When the cycle is over 35 days, it raises the possibility that the cycle is anovulatory (that the bleed is not actually a bleed triggered through ovulation). With a very long cycle, it is possible the bleed is not triggered by a post-ovulatory fall in progesterone, but that the bleed is a natural breakdown and shedding of the uterine lining after a long period of accumulation. It is worth adding that this is possible with a normal length cycle too - which is why it is always worth actually checking that you are ovulating (I have another article written about that).
The Irregular Cycle
Another thing I frequently come across is an irregular cycle – a cycle that can range from 16 days to 50 days and beyond, a cycle that is erratic and unpredictable. When cycle length is this variable, there may be diagnosed or undiagnosed issue with polycystic ovaries, or there maybe some other hormonal irregularity causing such a random menstrual cycle. With an irregular cycle, basal body temperature charts and careful tracking of hormonal signs and symptoms can really help us to work out what is and is not happening and what we can do to support the cycle to return to a healthier rhythm.
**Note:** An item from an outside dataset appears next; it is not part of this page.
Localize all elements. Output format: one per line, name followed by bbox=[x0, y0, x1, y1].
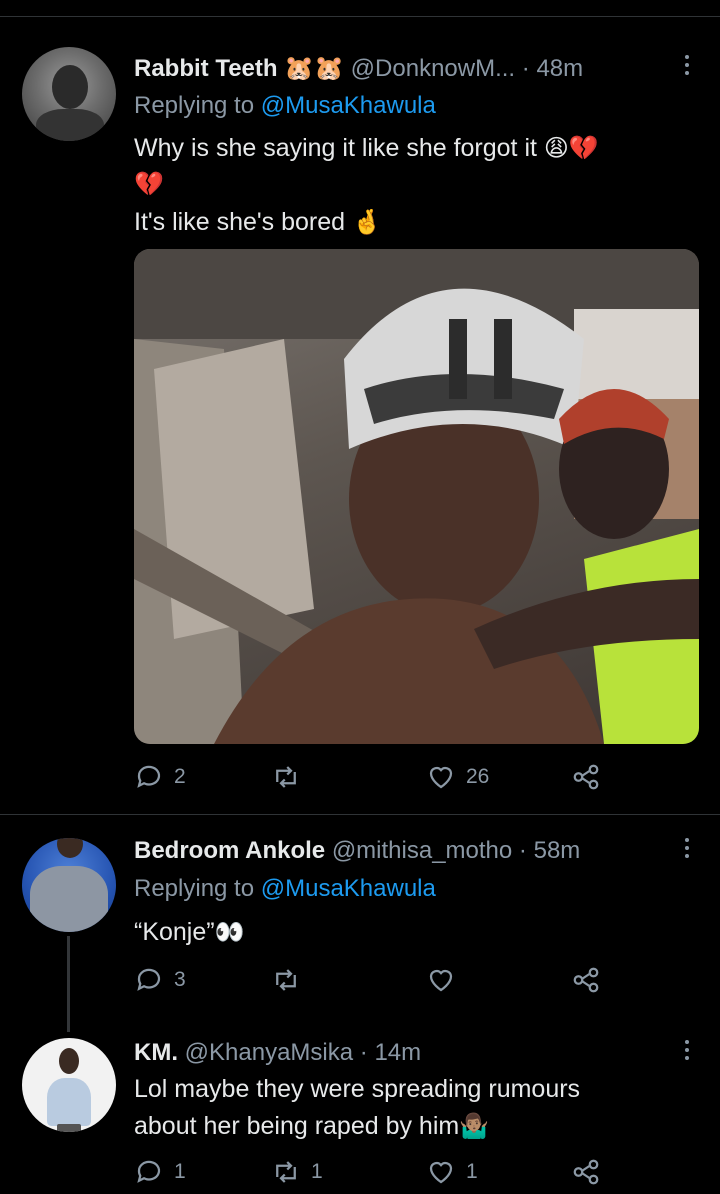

So How Does Acupuncture Help?
Almost without exception, within a couple of cycles of treatment with fertility acupucture I would expect to see the cycle start to stabilise, start edging back into the realms of normality. I see short cycles lengthen, I see long cycles shorten, and I see irregular cycles slowly settle back into a regular pattern. This is probably one of the more visible, obvious improvements that happen with regular fertility acupuncture, and I am always pleasantly amused by how amazed my clients are that their body is starting to produce a more fertile cycle. As the cycle normalises and settles into a more healthy rhythm, the hormonal dance is able to nourish follicle growth, mature an egg and trigger ovulation in the way that nature intended, and in this way, acupuncture is able to improve your natural fertility.